Dere kenarında balık tutan insanları izlemeye başladı. Balıkların yerine koydu kendisini.

"Derede yüzerken bir anda solucan gördüm. Tam ağzıma attığımda büyük bir acı hissettim. Bu acı öyle büyüktü ki çenem yırtılmak üzereydi. Bir yiyecek nasıl bu kadar acı olabilirdi anlam veremiyordum. Bu yiyecek, beni hızlı bir şekilde suyun yüzeyine çekiyordu. Suyun dışına çıkmamam lazım, ben orada nefes alamam ki. Bırakmak istiyorum ama bırakamıyorum. Çenem kopmak üzere, canım çok yanıyor. İşte çıkıyorum suyun üzerine. İnsanları görüyorum. Beni gördüklerinde sevinç çığlığı atan insanları. Aralarında çocuklar da var. Nefes alamıyorum. Çevremi kaplayan suların hepsi benden uzaklaşıyor. Boğuluyorum, çenemdeki acıyla değil nefes alamadığım için boğuluyorum. Ben boğulurken bu insanlar neden sevinç içinde çığlık atıyorlar anlamıyorum. Nefes alamıyor ama her şeyi görebiliyorum. Elinde sopa olan insan beni kendine doğru çekiyor. Eli ile kavradıktan sonra, bana müthiş acı veren yemeğimi ağzımdan çıkarırken canım çok yandı. Beni su dolu bir kovanın içine attı. Ohh, rahatlamıştım. Burası büyük değildi ama nefes alabiliyordum. İnsanların arasında olan bir çocuk kafasını kovanın içine yaklaştırdı, bana baktı. Ben de ona baktım. "Burası küçük, beni evime gönder" dedim ama duymadı. Avazım çıktığı kadar bağırıyordum. Sanırım beni anlamıyorlardı. Bir süre sonra yanıma başkaları da geldi. Kovanın içi giderek kalabalıklaşıyor, nefes almak zorlaşıyordu. Bir süre sonra savrulmaya başladığımızda nefes almak daha da zorlaştı. Yanımdaki diğer balıklar yavaş yavaş hareketsizleşiyordu. Ben de son nefesimi vermek üzereydim ki nihayet durduk. İnsanlardan biri kovaya elini sokup balıklardan birini aldı. Elindeki keskin olan şeyle önce pullarını kesmeye başladı. Sonrasını ben de hatırlamıyorum."
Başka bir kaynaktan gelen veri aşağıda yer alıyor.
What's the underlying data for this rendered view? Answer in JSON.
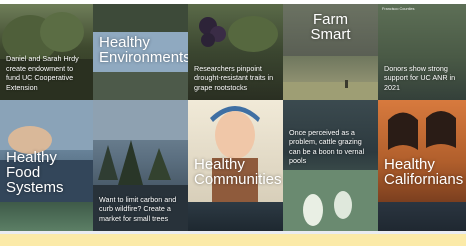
{
  "tiles": {
    "hrdy_caption": "Daniel and Sarah Hrdy create endowment to fund UC Cooperative Extension",
    "healthy_environments": "Healthy Environments",
    "grape_caption": "Researchers pinpoint drought-resistant traits in grape rootstocks",
    "farm_smart": "Farm Smart",
    "donors_small_header": "Francisco Counties",
    "donors_caption": "Donors show strong support for UC ANR in 2021",
    "healthy_food_systems": "Healthy Food Systems",
    "carbon_caption": "Want to limit carbon and curb wildfire? Create a market for small trees",
    "healthy_communities": "Healthy Communities",
    "cattle_caption": "Once perceived as a problem, cattle grazing can be a boon to vernal pools",
    "healthy_californians": "Healthy Californians"
  },
  "colors": {
    "bottom_band": "#fbeaa8",
    "text": "#ffffff"
  }
}
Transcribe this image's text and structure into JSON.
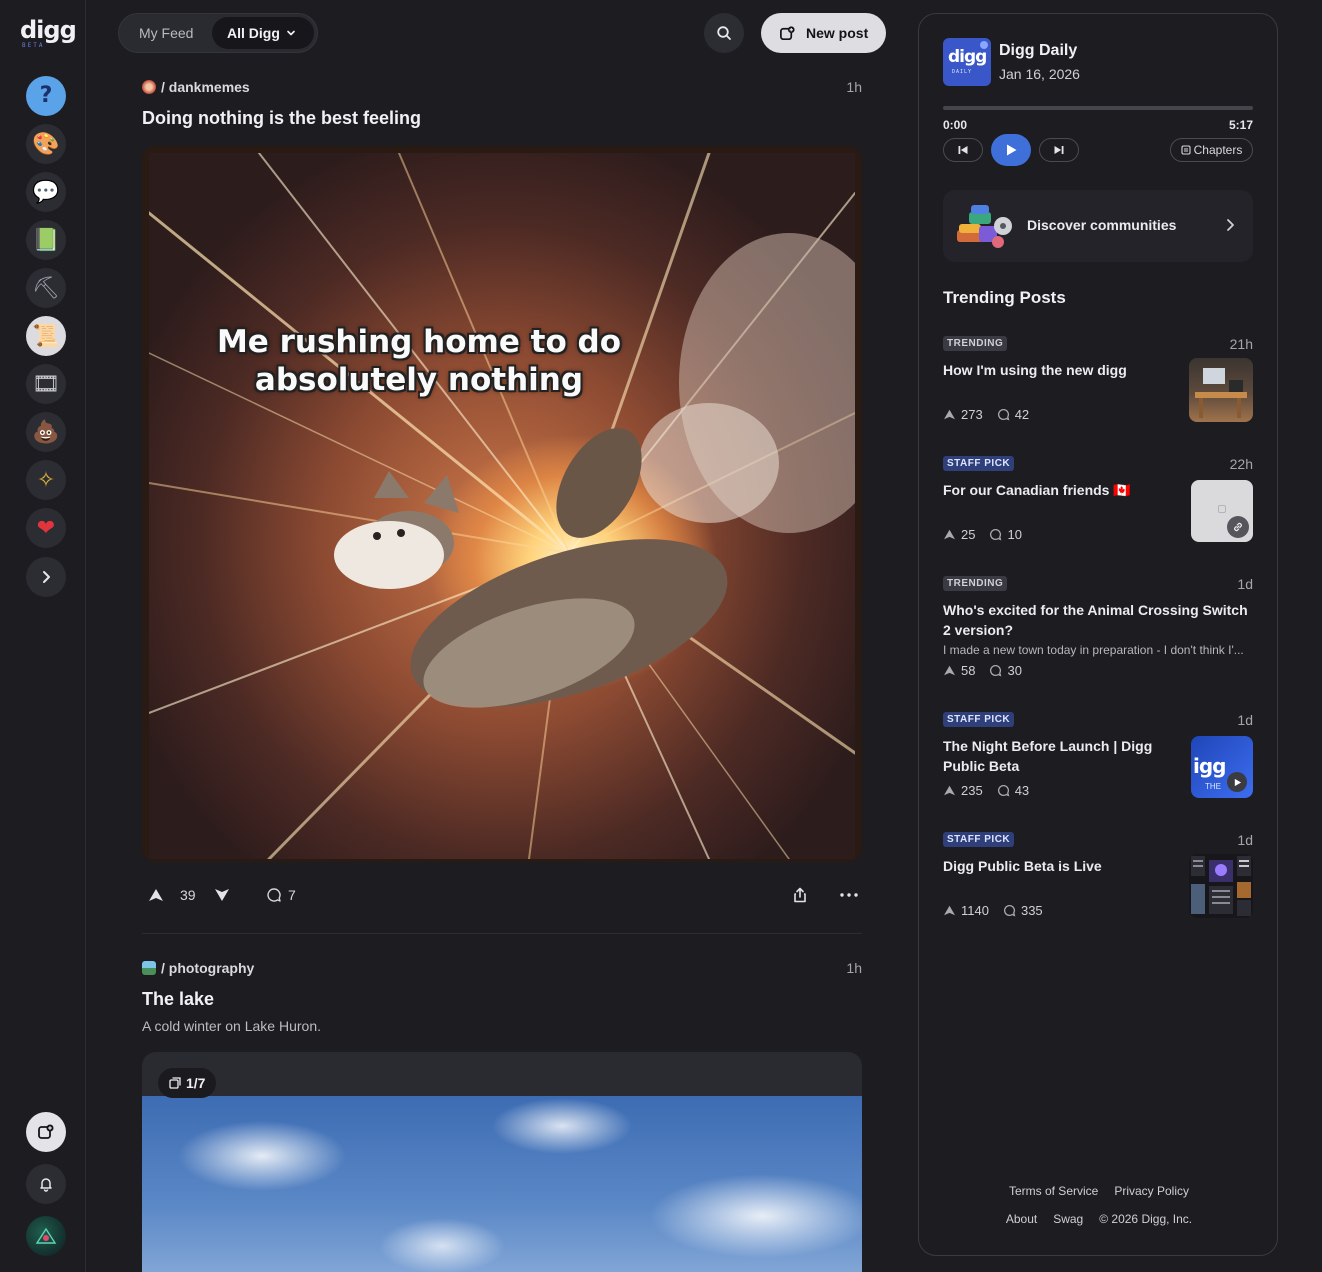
{
  "sidebar": {
    "logo_text": "digg",
    "logo_sub": "BETA",
    "communities": [
      {
        "icon": "question-icon",
        "glyph": "?"
      },
      {
        "icon": "palette-icon",
        "glyph": "🎨"
      },
      {
        "icon": "chat-bubbles-icon",
        "glyph": "💬"
      },
      {
        "icon": "book-icon",
        "glyph": "📗"
      },
      {
        "icon": "shovel-icon",
        "glyph": "⛏"
      },
      {
        "icon": "scroll-icon",
        "glyph": "📜"
      },
      {
        "icon": "film-reel-icon",
        "glyph": "🎞"
      },
      {
        "icon": "poop-icon",
        "glyph": "💩"
      },
      {
        "icon": "arrows-icon",
        "glyph": "✧"
      },
      {
        "icon": "heart-pulse-icon",
        "glyph": "❤"
      }
    ]
  },
  "header": {
    "my_feed": "My Feed",
    "all_digg": "All Digg",
    "new_post": "New post"
  },
  "posts": [
    {
      "community": "/ dankmemes",
      "time": "1h",
      "title": "Doing nothing is the best feeling",
      "caption": "Me rushing home to do absolutely nothing",
      "upvotes": "39",
      "comments": "7"
    },
    {
      "community": "/ photography",
      "time": "1h",
      "title": "The lake",
      "description": "A cold winter on Lake Huron.",
      "gallery": "1/7"
    }
  ],
  "podcast": {
    "title": "Digg Daily",
    "date": "Jan 16, 2026",
    "art_text": "digg",
    "art_sub": "DAILY",
    "current": "0:00",
    "duration": "5:17",
    "progress": 0,
    "chapters": "Chapters"
  },
  "discover": {
    "label": "Discover communities"
  },
  "trending": {
    "heading": "Trending Posts",
    "items": [
      {
        "badge": "TRENDING",
        "time": "21h",
        "title": "How I'm using the new digg",
        "upvotes": "273",
        "comments": "42"
      },
      {
        "badge": "STAFF PICK",
        "time": "22h",
        "title": "For our Canadian friends 🇨🇦",
        "upvotes": "25",
        "comments": "10"
      },
      {
        "badge": "TRENDING",
        "time": "1d",
        "title": "Who's excited for the Animal Crossing Switch 2 version?",
        "desc": "I made a new town today in preparation - I don't think I'...",
        "upvotes": "58",
        "comments": "30"
      },
      {
        "badge": "STAFF PICK",
        "time": "1d",
        "title": "The Night Before Launch | Digg Public Beta",
        "upvotes": "235",
        "comments": "43",
        "thumb_text": "igg",
        "thumb_sub": "THE"
      },
      {
        "badge": "STAFF PICK",
        "time": "1d",
        "title": "Digg Public Beta is Live",
        "upvotes": "1140",
        "comments": "335"
      }
    ]
  },
  "footer": {
    "terms": "Terms of Service",
    "privacy": "Privacy Policy",
    "about": "About",
    "swag": "Swag",
    "copyright": "© 2026 Digg, Inc."
  },
  "colors": {
    "accent": "#3f6fd9",
    "background": "#1c1c21",
    "staff_badge": "#2e3f7a"
  }
}
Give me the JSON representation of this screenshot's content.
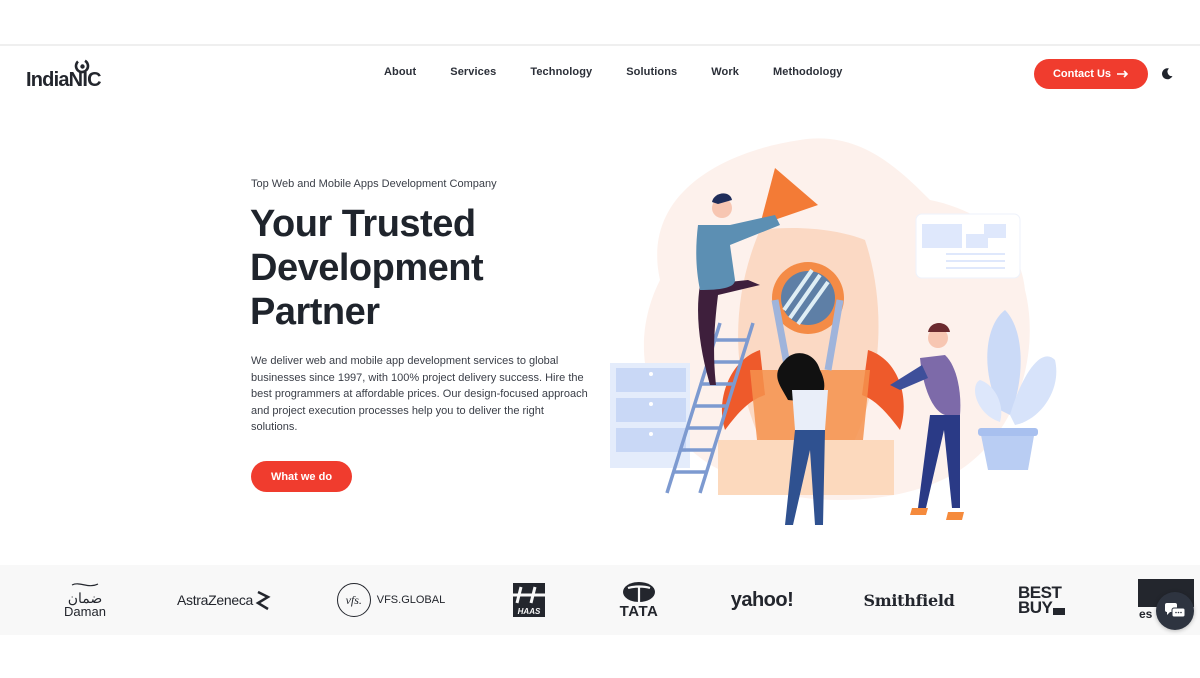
{
  "brand": {
    "name": "IndiaNIC",
    "accent_color": "#f03c2e",
    "text_color": "#1f242c"
  },
  "nav": {
    "items": [
      {
        "label": "About"
      },
      {
        "label": "Services"
      },
      {
        "label": "Technology"
      },
      {
        "label": "Solutions"
      },
      {
        "label": "Work"
      },
      {
        "label": "Methodology"
      }
    ],
    "contact_label": "Contact Us",
    "contact_icon": "arrow-right-icon",
    "theme_icon": "moon-icon"
  },
  "hero": {
    "eyebrow": "Top Web and Mobile Apps Development Company",
    "title_lines": [
      "Your Trusted",
      "Development",
      "Partner"
    ],
    "description": "We deliver web and mobile app development services to global businesses since 1997, with 100% project delivery success. Hire the best programmers at affordable prices. Our design-focused approach and project execution processes help you to deliver the right solutions.",
    "cta_label": "What we do",
    "illustration": "team-building-rocket-illustration"
  },
  "clients": {
    "logos": [
      {
        "name": "Daman",
        "arabic": "ضمان"
      },
      {
        "name": "AstraZeneca"
      },
      {
        "name": "VFS.GLOBAL",
        "mark": "vfs."
      },
      {
        "name": "HAAS"
      },
      {
        "name": "TATA"
      },
      {
        "name": "yahoo!"
      },
      {
        "name": "Smithfield"
      },
      {
        "name": "BEST BUY",
        "line1": "BEST",
        "line2": "BUY"
      },
      {
        "name": "es"
      }
    ]
  },
  "chat": {
    "icon": "chat-bubbles-icon"
  }
}
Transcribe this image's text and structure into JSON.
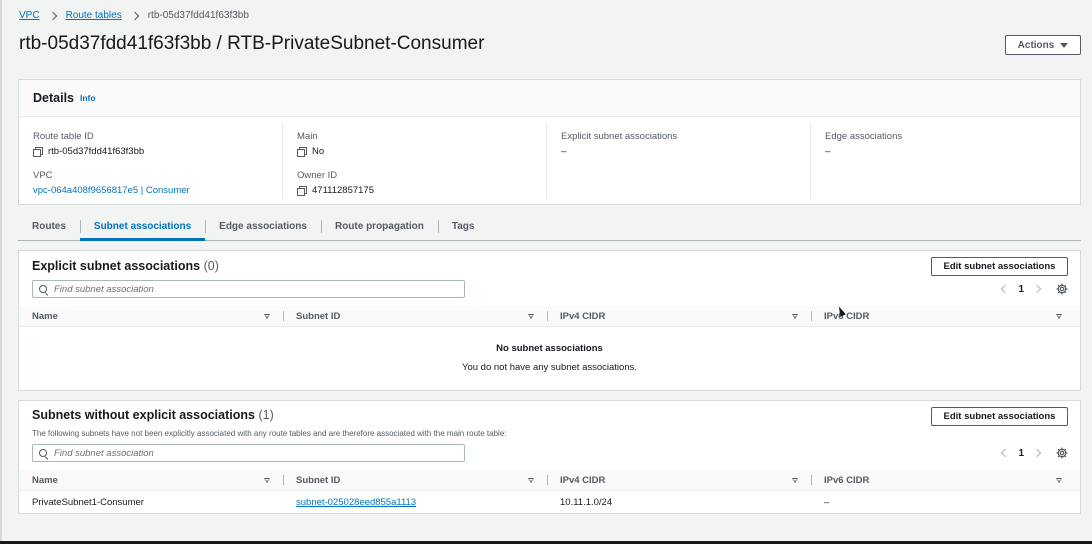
{
  "breadcrumb": {
    "root": "VPC",
    "parent": "Route tables",
    "current": "rtb-05d37fdd41f63f3bb"
  },
  "page": {
    "title": "rtb-05d37fdd41f63f3bb / RTB-PrivateSubnet-Consumer",
    "actions_label": "Actions"
  },
  "details": {
    "heading": "Details",
    "info": "Info",
    "route_table_id_label": "Route table ID",
    "route_table_id": "rtb-05d37fdd41f63f3bb",
    "vpc_label": "VPC",
    "vpc": "vpc-064a408f9656817e5 | Consumer",
    "main_label": "Main",
    "main": "No",
    "owner_id_label": "Owner ID",
    "owner_id": "471112857175",
    "explicit_label": "Explicit subnet associations",
    "explicit": "–",
    "edge_label": "Edge associations",
    "edge": "–"
  },
  "tabs": [
    "Routes",
    "Subnet associations",
    "Edge associations",
    "Route propagation",
    "Tags"
  ],
  "explicit": {
    "title": "Explicit subnet associations",
    "count": "(0)",
    "edit_label": "Edit subnet associations",
    "search_placeholder": "Find subnet association",
    "page": "1",
    "columns": [
      "Name",
      "Subnet ID",
      "IPv4 CIDR",
      "IPv6 CIDR"
    ],
    "empty_title": "No subnet associations",
    "empty_desc": "You do not have any subnet associations."
  },
  "subnets": {
    "title": "Subnets without explicit associations",
    "count": "(1)",
    "description": "The following subnets have not been explicitly associated with any route tables and are therefore associated with the main route table:",
    "edit_label": "Edit subnet associations",
    "search_placeholder": "Find subnet association",
    "page": "1",
    "columns": [
      "Name",
      "Subnet ID",
      "IPv4 CIDR",
      "IPv6 CIDR"
    ],
    "rows": [
      {
        "name": "PrivateSubnet1-Consumer",
        "subnet_id": "subnet-025028eed855a1113",
        "ipv4": "10.11.1.0/24",
        "ipv6": "–"
      }
    ]
  }
}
Songül; "Acılı bir şekilde ölen bu balıklar biz insanlar için hobi, belki de rakının yanında yenmesi gereken zorunlu bir yiyecekti. Ne garip, birilerin mutlu olması için birilerinin acı çekmesi gerekiyordu. Annem ve babam mutlu olsunlar, rezil olmasınlar diye ben de tecavüzcümle evlendirilmiştim. Onlar mutlu oldular ve sonra beni yalnız bıraktılar. Ölürken benim ne olacağımı düşündüler mi acaba? Kâğıthane'ye taşınalı 14 yıl oldu ama hiç arkadaşım yok. Bekâr kızlar sürekli dışarı çağırıyor, ben evden fazla çıkamadığım için bir süre sonra beni aramaktan vazgeçiyorlardı. Diğerleri de nispet yaparcasına evliliklerinin ne kadar mutlu olduğunu anlatıyorlardı. Biliyordum aslında çoğu yalan söylüyordu ama yine de o yalanları kıskanıyordum. Hayattan çok fazla bir şey istememiştim. Ağzı kokmayan, fazla yaş farkımız olmayan ve görmediğimde özleyeceğim bir koca, okula götürebileceğim çocuğumun ara sıra bana sarılıp "anne, seni çok seviyorum demesi yeterdi" diye aklından geçirdi.